Als ihr auffällt, dass sie anscheinend der Tochter des regierenden Fürsten sehr ähnlich sieht, versucht sie diese Ähnlichkeit zu nutzen, um sich Nahrung und Geld zu erschwindeln. Schnell wird ihr Schwindel enttarnt und Alena landet in einer von Terebins Gefängniszellen. Doch längst hat sie die Aufmerksamkeit des Strategos Thenar von Terebin, dem wichtigsten Berater des Fürsten, erlangt.

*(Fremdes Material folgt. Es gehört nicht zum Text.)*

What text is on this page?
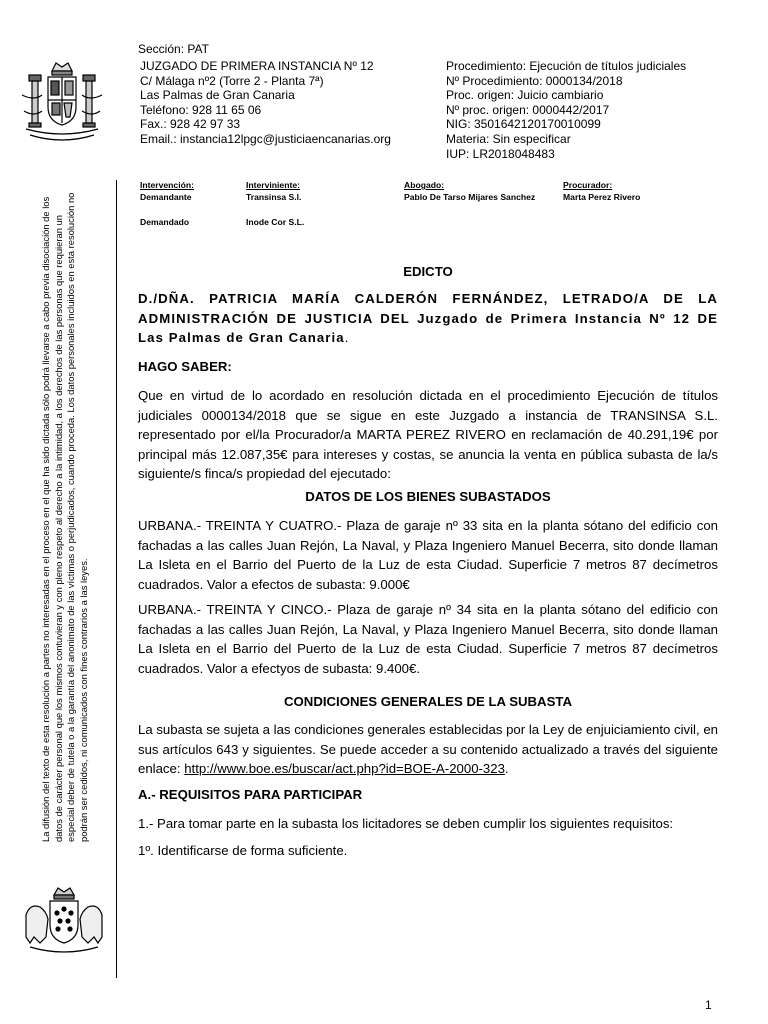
La difusión del texto de esta resolución a partes no interesadas en el proceso en el que ha sido dictada sólo podrá llevarse a cabo previa disociación de los datos de carácter personal que los mismos contuvieran y con pleno respeto al derecho a la intimidad, a los derechos de las personas que requieran un especial deber de tutela o a la garantía del anonimato de las víctimas o perjudicados, cuando proceda. Los datos personales incluidos en esta resolución no podrán ser cedidos, ni comunicados con fines contrarios a las leyes.
Sección: PAT
JUZGADO DE PRIMERA INSTANCIA Nº 12
C/ Málaga nº2 (Torre 2 - Planta 7ª)
Las Palmas de Gran Canaria
Teléfono: 928 11 65 06
Fax.: 928 42 97 33
Email.: instancia12lpgc@justiciaencanarias.org
Procedimiento: Ejecución de títulos judiciales
Nº Procedimiento: 0000134/2018
Proc. origen: Juicio cambiario
Nº proc. origen: 0000442/2017
NIG: 3501642120170010099
Materia: Sin especificar
IUP: LR2018048483
Intervención:	Interviniente:	Abogado:	Procurador:
Demandante	Transinsa S.l.	Pablo De Tarso Mijares Sanchez	Marta Perez Rivero
Demandado	Inode Cor S.L.
EDICTO
D./DÑA. PATRICIA MARÍA CALDERÓN FERNÁNDEZ, LETRADO/A DE LA ADMINISTRACIÓN DE JUSTICIA DEL Juzgado de Primera Instancia Nº 12 DE Las Palmas de Gran Canaria.
HAGO SABER:
Que en virtud de lo acordado en resolución dictada en el procedimiento Ejecución de títulos judiciales 0000134/2018 que se sigue en este Juzgado a instancia de TRANSINSA S.L. representado por el/la Procurador/a MARTA PEREZ RIVERO en reclamación de 40.291,19€ por principal más 12.087,35€ para intereses y costas, se anuncia la venta en pública subasta de la/s siguiente/s finca/s propiedad del ejecutado:
DATOS DE LOS BIENES SUBASTADOS
URBANA.- TREINTA Y CUATRO.- Plaza de garaje nº 33 sita en la planta sótano del edificio con fachadas a las calles Juan Rejón, La Naval, y Plaza Ingeniero Manuel Becerra, sito donde llaman La Isleta en el Barrio del Puerto de la Luz de esta Ciudad. Superficie 7 metros 87 decímetros cuadrados. Valor a efectos de subasta: 9.000€
URBANA.- TREINTA Y CINCO.- Plaza de garaje nº 34 sita en la planta sótano del edificio con fachadas a las calles Juan Rejón, La Naval, y Plaza Ingeniero Manuel Becerra, sito donde llaman La Isleta en el Barrio del Puerto de la Luz de esta Ciudad. Superficie 7 metros 87 decímetros cuadrados. Valor a efectyos de subasta: 9.400€.
CONDICIONES GENERALES DE LA SUBASTA
La subasta se sujeta a las condiciones generales establecidas por la Ley de enjuiciamiento civil, en sus artículos 643 y siguientes. Se puede acceder a su contenido actualizado a través del siguiente enlace: http://www.boe.es/buscar/act.php?id=BOE-A-2000-323.
A.- REQUISITOS PARA PARTICIPAR
1.- Para tomar parte en la subasta los licitadores se deben cumplir los siguientes requisitos:
1º. Identificarse de forma suficiente.
1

Denn das Fürstenhaus ist in Bedrängnis: Herzog Ectors Tochter Caisa soll, um einen langwierigen Kriegszustand mit den gefährlichen Skorpionprinzen zu beenden, einen der ihre heiraten – pikanterweise genau denjenigen unter ihnen, der einst Caisas Onkel grausam köpfen ließ.
Fürst Ector von Terebin möchte seiner Tochter diese Ehe gerne ersparen, und mit Alena als möglicher Doppelgängerin könnte der Schwindel gelingen – zumindest, wenn alle Pläne des Strategos sich so entfalten, wie dieser es sich ausmalt.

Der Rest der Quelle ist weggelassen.